OPEC+ output sees biggest drop in six months, but short of pledged cuts: Platts survey
OPEC+ crude output fell 340,000 b/d in January, the steepest drop in six months, as some members implemented voluntary cuts and protesters shut down Libya’s largest field for more than two weeks, the latest Platts survey from S&P Global Commodity Insights found.
The production decline, however, was far less than the approximately 700,000 b/d in cuts pledged by the group for the first quarter of 2024, with Iraq well above its quota, while Kazakhstan, the UAE and Kuwait also missed their new targets, according to the survey.
OPEC’s 12 countries contributed the lion’s share of the month-on-month production decline, with core group output slipping 310,000 b/d.
OPEC members pumped 26.49 million b/d of crude collectively, down from 26.80 million b/d in December, when Angolan production is removed. The West African country quit the group in January following a row over quota cuts.
Meanwhile 10 Russia-led allies, who began coordinating with the producing group in 2016 to create OPEC+, saw their oil output fall 30,000 b/d month-on-month to 14.72 million b/d, driven by slight declines in Omani and Russian production, the survey found.
New cuts
Libya, which is exempt from a quota under the OPEC+ deal, recorded the largest drop in the alliance in January after its 300,000 b/d Sharara oil field suffered an 18-day shut-in by protesters, invoking memories of political actors targeting oil installations in the North African country.
Meanwhile, Kuwait and Iraq, which both agreed to cut output significantly at the last OPEC+ meeting in November, saw crude output fall 100,000 b/d and 80,000 b/d respectively. Both, however, are above their quotas, according to the survey, with Iraq overproducing by 270,000 b/d.
Nigeria and Algeria also saw slight declines in production, with the latter completing its voluntary reductions agreed last year. Some crude was processed at Nigeria’s Dangote refinery, a long-delayed mega-project near Lagos that finally began testing in January, but the bulk of it was supplied in December by state-owned NNPC.
The UAE was one of the few gainers in the month, after securing a long-awaited production baseline increase under the OPEC+ deal in November, with its production rising 50,000 b/d in January, the survey found.
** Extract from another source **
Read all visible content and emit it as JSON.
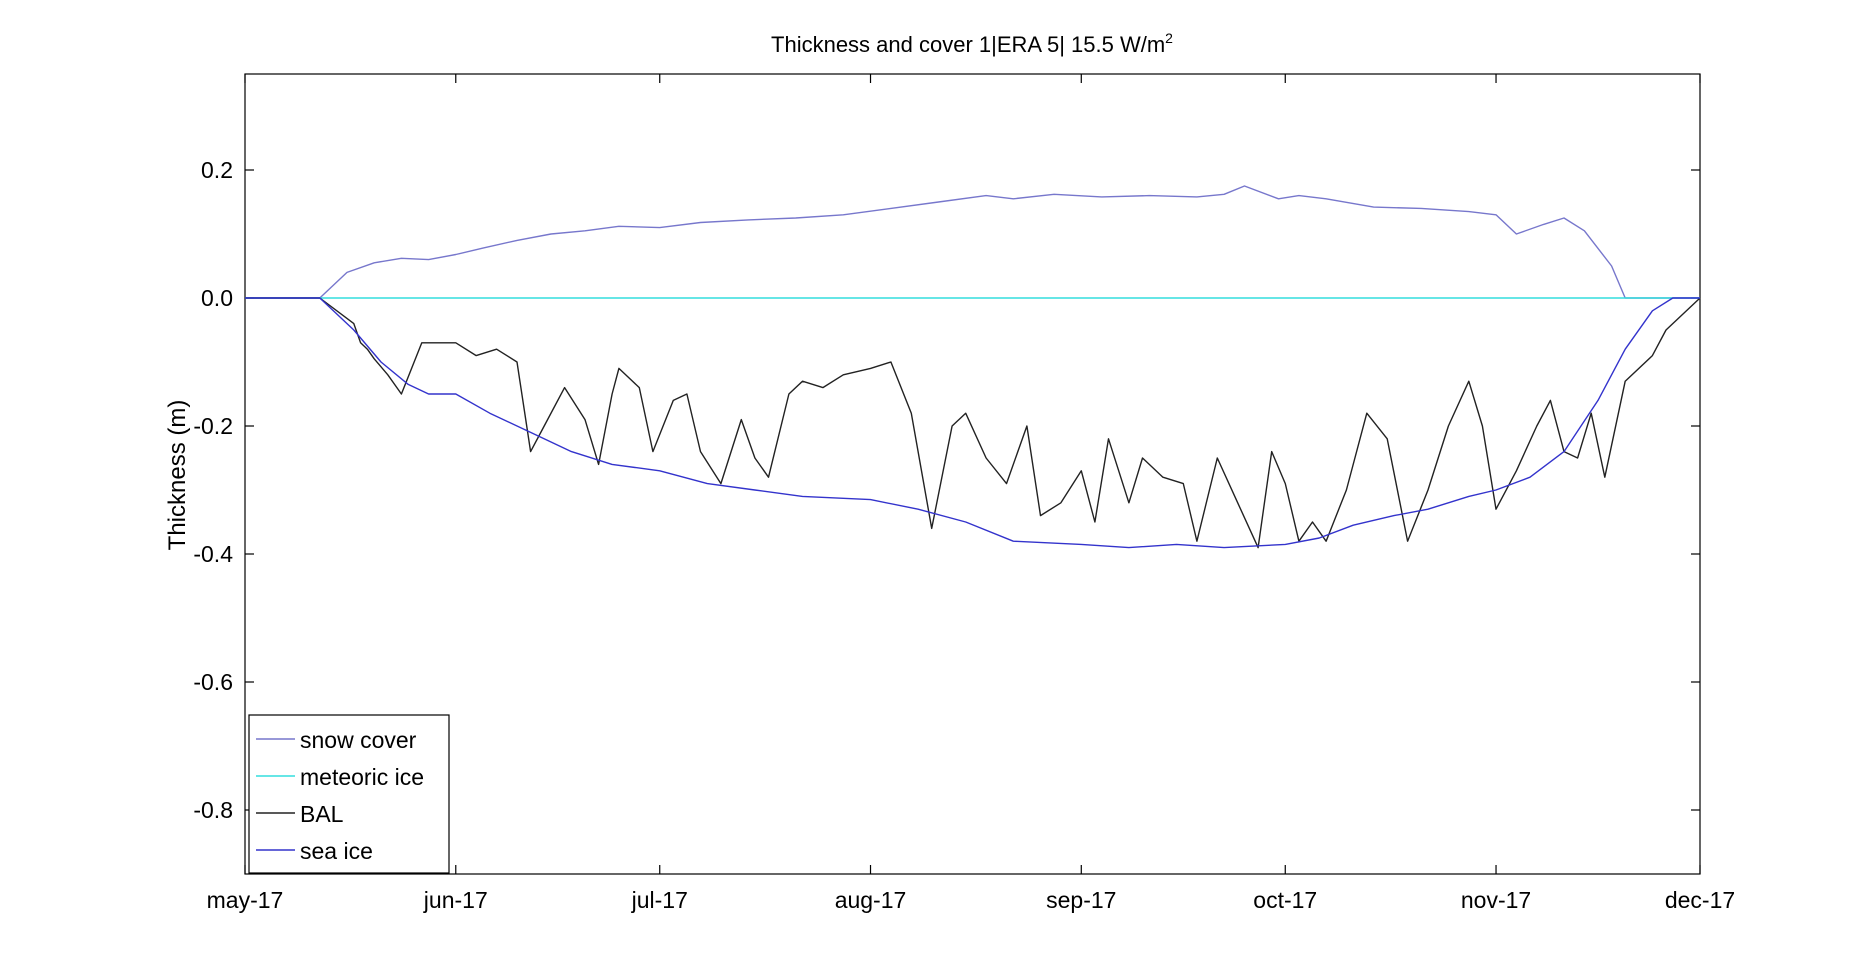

OPEC kingpin Saudi Arabia continued to hold the line on its crude output, pumping just below its target. The kingdom has been implementing a voluntary 1 million b/d cut since July as it leads the producer bloc in its market tightening efforts.
Market share
The OPEC+ coalition has implemented a number of overlapping production cuts since 2022, the most recent of which came into force on Jan. 1, when Saudi Arabia pledged to maintain its 1 million b/d cut, while Iraq, the UAE, Kuwait, Kazakhstan, Algeria and Oman said they would roll back a combined 696,000 b/d and Russia said it would reduce its oil exports — though not necessarily production — by 500,000 b/d.
At the same time, quotas for underproducing African members like Nigeria and Republic of Congo were reduced to reflect shrinking capacity, while the UAE was awarded a baseline increase for its capacity additions.
The failure of most African members to pump anywhere near their targets over the past several months had masked non-compliance from Iraq and other members.
Under the new quotas, the 18 members subject to output limits pumped 275,000 b/d above their collective targets for January.
Still, January’s OPEC+ production fall could augur a further drop in market share for the alliance, just as non-OPEC countries like the US, Canada and Guyana, as well as Brazil, are seeing crude output surge. Brazil joined OPEC+ in January but is not subject to production quotas.
OPEC+ production accounts for some 40% of global supply.
It also comes as the alliance battles to improve a weak market outlook amid disappointing economic indicators from China, the world’s largest crude importer, and significant volatility caused by wars in Europe and the Middle East.
Dated Brent was last assessed by Platts, a unit of S&P Global, at $81.69/b on Feb. 7 after flirting with the $100/b mark last September.
While OPEC+ ministers have said they are ready to deepen cuts at or before the next meeting on June 1 in Vienna, analysts say compliance could become a bone of contention in the coming months. Riyadh, which has called for production discipline from fellow members, is producing at lows not seen since the depths of the COVID-19 pandemic.
The Platts survey measures wellhead production and is compiled using information from oil industry officials, traders and analysts, as well as by reviewing proprietary shipping, satellite and inventory data.